Del Fritzler Glenn Fritzler Gordon Real Bird, Sr. Bob Parsley  

A man with god given strength was a good, tough overall athlete. A bull underneath the basket he could knock heads with the best of them. He started steer wrestling as a young man and learned quick by winning All-American honors. Del Fritzler was the 1980 world steer wrestling champ. That started a run as a state champion coach. He enjoyed kids and enjoyed working around them. Coach Fritzler used his strength with kids and taught them character and honor by to pulling them together. His team was crowned boys basketball champs in 1987. Evidence that he is a winner through and through.
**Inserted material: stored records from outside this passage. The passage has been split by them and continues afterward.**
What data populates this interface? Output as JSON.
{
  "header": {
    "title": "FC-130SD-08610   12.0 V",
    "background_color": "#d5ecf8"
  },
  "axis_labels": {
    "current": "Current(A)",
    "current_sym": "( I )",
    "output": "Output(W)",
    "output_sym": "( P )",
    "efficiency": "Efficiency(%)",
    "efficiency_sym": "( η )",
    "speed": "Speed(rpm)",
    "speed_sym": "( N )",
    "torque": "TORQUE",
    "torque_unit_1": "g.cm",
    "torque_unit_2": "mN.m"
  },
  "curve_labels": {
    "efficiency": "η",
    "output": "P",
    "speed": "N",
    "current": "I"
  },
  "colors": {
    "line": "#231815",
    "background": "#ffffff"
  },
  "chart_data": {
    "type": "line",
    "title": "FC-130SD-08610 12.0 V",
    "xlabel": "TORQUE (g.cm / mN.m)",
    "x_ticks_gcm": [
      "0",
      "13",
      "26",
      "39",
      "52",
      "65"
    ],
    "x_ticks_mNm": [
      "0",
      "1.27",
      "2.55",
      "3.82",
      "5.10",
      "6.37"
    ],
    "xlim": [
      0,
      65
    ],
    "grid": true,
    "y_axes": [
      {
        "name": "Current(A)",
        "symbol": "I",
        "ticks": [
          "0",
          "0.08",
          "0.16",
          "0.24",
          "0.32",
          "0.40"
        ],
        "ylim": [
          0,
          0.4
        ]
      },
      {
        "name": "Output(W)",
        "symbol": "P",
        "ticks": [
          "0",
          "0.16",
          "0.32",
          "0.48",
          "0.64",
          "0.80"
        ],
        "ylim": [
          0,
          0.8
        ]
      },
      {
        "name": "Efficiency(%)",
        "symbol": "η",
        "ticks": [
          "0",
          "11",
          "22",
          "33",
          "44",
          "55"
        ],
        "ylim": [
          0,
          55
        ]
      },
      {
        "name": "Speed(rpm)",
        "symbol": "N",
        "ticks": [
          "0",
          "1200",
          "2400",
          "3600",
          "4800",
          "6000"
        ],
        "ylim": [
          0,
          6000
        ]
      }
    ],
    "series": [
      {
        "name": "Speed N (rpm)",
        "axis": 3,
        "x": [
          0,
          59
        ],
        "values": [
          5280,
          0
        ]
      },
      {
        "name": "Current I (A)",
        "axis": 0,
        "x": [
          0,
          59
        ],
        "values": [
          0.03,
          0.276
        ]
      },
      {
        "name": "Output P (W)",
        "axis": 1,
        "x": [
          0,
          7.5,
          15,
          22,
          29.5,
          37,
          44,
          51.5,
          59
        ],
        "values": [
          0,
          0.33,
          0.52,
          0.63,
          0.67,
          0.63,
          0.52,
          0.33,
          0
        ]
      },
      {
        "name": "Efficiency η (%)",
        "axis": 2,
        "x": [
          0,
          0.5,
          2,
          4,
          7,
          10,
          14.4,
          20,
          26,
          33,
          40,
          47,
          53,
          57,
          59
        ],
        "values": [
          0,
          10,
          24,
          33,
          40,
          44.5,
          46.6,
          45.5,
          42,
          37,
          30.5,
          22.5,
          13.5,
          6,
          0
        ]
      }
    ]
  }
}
Glenn has been in Pro Rodeo his entire life as a professional bull rider and steer wrestler. He was also a world class pro rodeo clown, one of the most important men in the arena.

Coach Real Bird won 4 state titles for the lodge Grass Indians- 85-86-87-88. Coach of the year four years - and nominated national coach of the year.

Wolf Point Wolves/ Turtle Mountain Chippewa. Played on three state tournament teams(61-63) under great Coach Bob Lowry. The Wolves won the State B Tourney in 61 & 62. Bob went on to play at Carroll College and Northern Montana College and was an All Frontier Conference selection three years. At 6’5" Bob could play inside and out for the Lights. He was also honored as the NAIA MVP for NMC Basketball in 1967. He was selected to the MSU Northern Athletic Hall of Fame in 1996. Went on to dominate the softball leagues with crushing power and homeruns a plenty. Bob got his degree in secondary education at Northern Montana College, Class of 1969. He worked 23 years for the Montana Office of Public Instruction as the Indian Education Specialist, and is retiring from USDA Rural Development on December 31, 2009 after 12 years.